Internal comms and copywriter extraordinaire Ellie Buckingham joins the H&H blog to explore the power and potential of storytelling during times of organisational change – and imparts some helpful tips on engaging the bottom line in making change a success.
Once upon a time there was an internal communicator who knew change was coming, and only the love of a brave story could save them…
English novelist Phillip Pullman once said: “After nourishment, shelter and companionship, stories are the thing we need most in the world.”
We sit in cinemas crying with laughter, sob on our sofas watching Emmerdale, fall in love with characters in novels, engross ourselves in real-life documentaries, scroll through social media posts, back the underdog in a football match, and believe in Father Christmas.

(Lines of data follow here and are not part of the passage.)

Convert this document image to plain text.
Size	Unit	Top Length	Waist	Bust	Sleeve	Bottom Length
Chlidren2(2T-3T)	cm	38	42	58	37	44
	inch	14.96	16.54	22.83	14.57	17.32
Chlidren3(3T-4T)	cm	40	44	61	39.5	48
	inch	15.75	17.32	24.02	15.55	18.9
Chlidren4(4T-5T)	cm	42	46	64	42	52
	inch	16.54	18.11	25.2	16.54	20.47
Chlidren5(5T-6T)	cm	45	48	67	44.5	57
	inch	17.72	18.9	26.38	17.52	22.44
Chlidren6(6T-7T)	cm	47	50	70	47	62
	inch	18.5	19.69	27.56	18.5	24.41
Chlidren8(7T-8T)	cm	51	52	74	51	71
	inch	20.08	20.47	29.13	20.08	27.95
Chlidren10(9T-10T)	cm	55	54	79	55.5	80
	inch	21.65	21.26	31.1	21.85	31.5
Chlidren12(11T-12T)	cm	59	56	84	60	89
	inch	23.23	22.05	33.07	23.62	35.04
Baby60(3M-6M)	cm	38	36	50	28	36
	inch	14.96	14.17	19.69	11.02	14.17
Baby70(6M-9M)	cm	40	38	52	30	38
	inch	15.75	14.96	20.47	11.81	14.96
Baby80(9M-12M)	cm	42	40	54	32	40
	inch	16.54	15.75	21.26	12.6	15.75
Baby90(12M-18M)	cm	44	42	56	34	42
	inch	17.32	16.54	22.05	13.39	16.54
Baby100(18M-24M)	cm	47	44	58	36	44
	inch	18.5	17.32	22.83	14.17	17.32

We live our personal lives through an almost constant stream of stories, so our work lives should be no different.
Creating a narrative during a time of organisational change can help you show your employees how their individual contribution matters, and why they’re key to making change happen.
It’s about creating a story you all share, a script that defines the reason you all get out of bed in the morning; it’s the why to the what.
The castle on the hill
In 1957, psychologist Leon Festinger created his theory of cognitive dissonance; the mental state that occurs when people discover their beliefs are inconsistent with their actions. If you consider this theory when creating an organisational change communications strategy, storytelling can be the Hansel to your Gretel.
By helping employees to understand the purpose of the change/business – its story – you in turn help them to believe and invest in it. If they believe in it, they are more likely to want to change their behaviours and actions if they need to, in order to achieve it.
A poignant story about the power of storytelling is that of Ed Sheeran, arguably one of the best lyricists of our generation, who credits Eminem as helping him get rid of his stutter.
Sheeran’s Dad bought him Eminem’s album Marshall Mathers LP at the age of nine, without really understanding it’s content. Ed was so taken by Eminem’s incredible rapping and storytelling ability, that he learnt every lyric of the album “from back to front.” By the time he turned ten, his stutter had gone. Seventeen years later, he released a record with the man whose skill he held in such high esteem.
Closer to home, a business that has the power of storytelling nailed is Unilever.
Marc Mathieu, Unilever’s then-Senior Vice President of Global Marketing, once said that “marketing used to be about creating a myth and selling, and now it’s about finding a truth and sharing.”
Take their brand Dove as an example. Their ‘Campaign for Real Beauty’ is now 14 years old, and goes to show that creating a great story isn’t a flash in the pan. Get it right, and it’s your story forever. Ok, so it has had its criticism – but what story hasn’t had at least one negative review?
Their story of real beauty, featuring real women instead of airbrushed models or celebrities, yielded amazing results, with a 700% upswing in the number of creams sold, and increased market share from 1% to 6%. That’s some serious storytelling power right there.
A change is a wish your heart makes
Our brains love stories as much as our hearts.
Socially, we connect through them – both with people we know and total strangers. They’re our way of sharing information and our values with each other.
If a story is personal or emotional it activates more of our brain, and we remember it better than we would a series of dry facts and figures. Add some sensory elements that remind us of particular smells or textures into the mix too, and our brains will do an even greater job of remembering it.
When we listen to a character-driven story, our brain floods with oxytocin. Often referred to as the ‘love chemical’, oxytocin invokes feelings of trust, relationship building, and empathy.
It’s an amazing little thing – it’s also found to inhibit the brain’s fear centre, so if you’re communicating something potentially distressing (like redundancy for example) storytelling could, in theory, get the oxytocin flowing and reduce the fear and trepidation your employees may be feeling.
An example that pulls all these elements together is Subaru’s 2014 ‘They Lived’ advert. It’s not easy viewing, but that’s one of the reasons why you’ll remember it. It’s an impactful narrative that will your flood your brain full of oxytocin. A powerful story, for sure.
Five tips for an organisational change happily ever after…
1. Know your audience.
Learn who they are, what they want, and what they feel. Only then can you target your story. Write it for them and about them.
2. Remember that you’re not creating the brand story.
That’s way bigger than a single organisational change. Have perspective and create the story you need to tell. If the brand’s story already exists, brilliant; just add your own chapter.
3. Create a character, metaphorically speaking.
Make sure your story has a tone of voice, a distinct style, and a method of storytelling that’s authentic to the brand – it should be in tune with everything else, and sound like “you”.
4. The marketing ‘rule of seven’ means people have to see and engage with your content at least seven times before they remember it.
So this isn’t a ‘one and done’ approach. You don’t have to repeat the story chapter and verse; once you have the narrative, chop it up and share it through people stories and business stories, across different channels and media, with different spokespeople.
5. Focus on the why.
Sell the benefits. People connect more emotionally with a why than just a what. People aren’t interested in what your change programme can do, they’re interested in what it can do for them.